July 24, 2015 at 1:45 PM

It’s time to raise the federal minimum wage, as my colleague Isaac Shapiro wrote earlier today.  In the meantime, states can help address stagnant wages and the struggles of working families by boosting the minimum wage within their borders, and by simultaneously adopting or expanding a state Earned Income Tax Credit (EITC).

Minimum wage increases and EITC improvements each help low-income workers and their families get ahead, but doing both is particularly beneficial, for a number of reasons.

  • State minimum wages and EITCs reach overlapping but different populations.  State EITCs primarily target low-income families with children and help working families earning as much as about $39,000 to $53,000 (depending on marital status and the number of children) in most states.  The minimum wage goes to the very lowest-wage workers, regardless of factors like household income, family status, or age.
  • Increasing both at the same time provides added support to the working families who need it most.  Together, a minimum wage boost and a robust state EITC can move families beyond poverty and further toward economic security.  Because a family’s EITC rises as its wages rise (up to a certain level), a minimum wage increase provides the added benefit of increasing the EITC for some families.
  • The two policies’ benefits are timed differently.  An expanded minimum wage increases every paycheck, which helps with routine expenses, like food, monthly bills, and rent.  State EITCs are paid at tax time and can go for larger, one-time expenses, like car repairs or a security deposit.
  • Improving both together allows the public and private sectors to share the cost of boosting incomes for those who work.  State government, and by extension state taxpayers, largely bear the cost of the EITC.  On the other hand, the private sector, especially employers and consumers, principally bears the cost of the state minimum wage.  Improving both policies spreads the cost of making work pay more broadly than does either policy alone.
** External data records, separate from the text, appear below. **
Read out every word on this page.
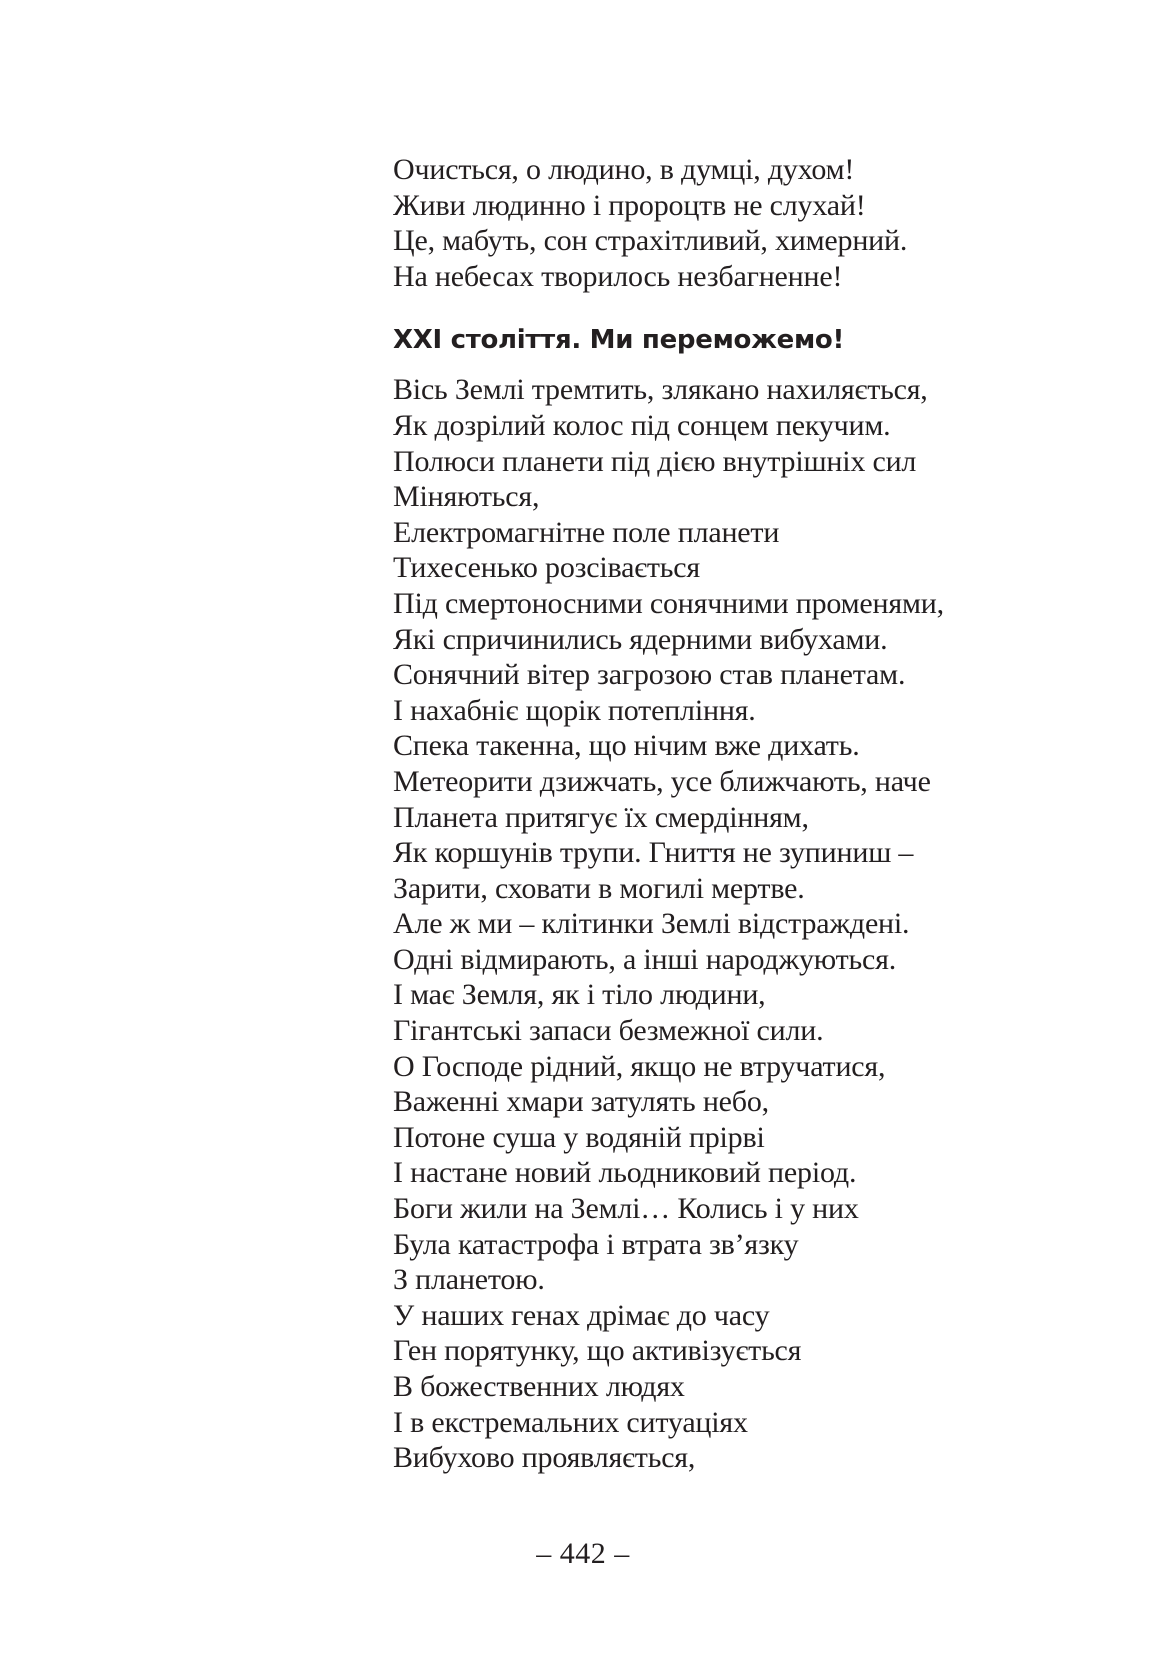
Очисться, о людино, в думці, духом!
Живи людинно і пророцтв не слухай!
Це, мабуть, сон страхітливий, химерний.
На небесах творилось незбагненне!
XXI століття. Ми переможемо!
Вісь Землі тремтить, злякано нахиляється,
Як дозрілий колос під сонцем пекучим.
Полюси планети під дією внутрішніх сил
Міняються,
Електромагнітне поле планети
Тихесенько розсівається
Під смертоносними сонячними променями,
Які спричинились ядерними вибухами.
Сонячний вітер загрозою став планетам.
І нахабніє щорік потепління.
Спека такенна, що нічим вже дихать.
Метеорити дзижчать, усе ближчають, наче
Планета притягує їх смердінням,
Як коршунів трупи. Гниття не зупиниш –
Зарити, сховати в могилі мертве.
Але ж ми – клітинки Землі відстраждені.
Одні відмирають, а інші народжуються.
І має Земля, як і тіло людини,
Гігантські запаси безмежної сили.
О Господе рідний, якщо не втручатися,
Важенні хмари затулять небо,
Потоне суша у водяній прірві
І настане новий льодниковий період.
Боги жили на Землі… Колись і у них
Була катастрофа і втрата зв’язку
З планетою.
У наших генах дрімає до часу
Ген порятунку, що активізується
В божественних людях
І в екстремальних ситуаціях
Вибухово проявляється,
– 442 –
A number of states have taken steps this year to improve or adopt an EITC (see map).  California adopted one, while Maine, Massachusetts, and New Jersey increased theirs.  Rhode Island increased both its EITC and minimum wage.  Other states should look to enact or expand a state EITC at the same time that they increase their minimum wage and set it to grow with the cost of living to make the biggest impact for working families most in need.